For her part, Peterson has insisted that the proposed changes were intended simply to update the city’s outdated code.
“There’s nothing malicious behind it, like is being insinuated by members of the council and the public this evening,” she said. Payne, she explained, “came back to me with these recommendations” when she asked him to update city code that the town had not been complying with.
“I like to follow rules,” she added.
In an email to New Times sent soon after publication of this article, Peterson reiterated that she had only meant to update town code, and was prompted to do so after being "approached by a council member and members of the public asking questions about how communications from citizens works."
Yet, as councilmembers noted on Tuesday, the updates appear to focus solely on giving the office of the mayor more authority over meetings, without addressing other, genuinely antiquated aspects of the code — like, say, a provision that requires that anyone who disrupts a council meeting be jailed until they pay a fine. In fact, the mayor’s changes would expand that provision to include anyone who disrupted a study session, as well as a typical meeting. “That’s archaic,” one councilmember said.
And, furthermore, the code had not been altered in decades — nor had it appeared to pose an issue. “Were you laying in bed one day, thinking, I don’t have enough to do today — I think I’ll go update the code from 36 years ago, that hasn’t had any problems?” Hendrix asked.
“Whatever the thought process was to bring this forward now, of all times ... this needs to disappear,” he concluded. The council tabled the matter indefinitely.
The controversy hinged, of course, on the fact that Peterson is currently under scrutiny for several scandals that arose since she took office in January.

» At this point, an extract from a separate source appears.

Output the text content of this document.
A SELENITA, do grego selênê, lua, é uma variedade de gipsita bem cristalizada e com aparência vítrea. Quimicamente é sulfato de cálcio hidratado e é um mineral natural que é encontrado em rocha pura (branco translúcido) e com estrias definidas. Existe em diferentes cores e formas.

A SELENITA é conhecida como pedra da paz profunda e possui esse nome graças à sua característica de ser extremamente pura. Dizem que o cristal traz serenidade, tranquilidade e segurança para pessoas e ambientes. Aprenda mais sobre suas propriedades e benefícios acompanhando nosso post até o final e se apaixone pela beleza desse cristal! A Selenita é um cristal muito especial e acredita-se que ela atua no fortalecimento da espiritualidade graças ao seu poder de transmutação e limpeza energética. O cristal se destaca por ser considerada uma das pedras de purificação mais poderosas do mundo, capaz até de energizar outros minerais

Some residents had begun pushing for a recall campaign as a result of the alleged misconduct, regularly appearing at town meetings to express their concerns.
In June, widely circulated emails showed that Peterson had informed a local developer, whose planned development and rezoning in a sleepy neighborhood had attracted fervent opposition from some residents, of actions that her constituents were taking against the project. She named one resident by name in the emails, calling him “the most aggressive.”
“Always appreciate the heads up,” the developer wrote in response.
There was reason for residents to be suspicious, even before the emails were released: That same developer, Howard Morrison, had also co-chaired Peterson’s mayoral campaign, and, furthermore, had donated $6,000 to her efforts. The ethics investigation into the emails, which is being conducted by a law firm retained by the city, is still ongoing.
Regardless of the intent of the proposed code changes, Peterson’s critics see the move as retaliation for their opposition to the mayor — and their push to challenge her term in office. Gilbert resident Jim Torgeson told New Times that he was certain that the move was "in reaction to the number of citizens speaking against the mayor," and was evidence that their efforts had unsettled her.
[The article was updated after publication with comments from the mayor.]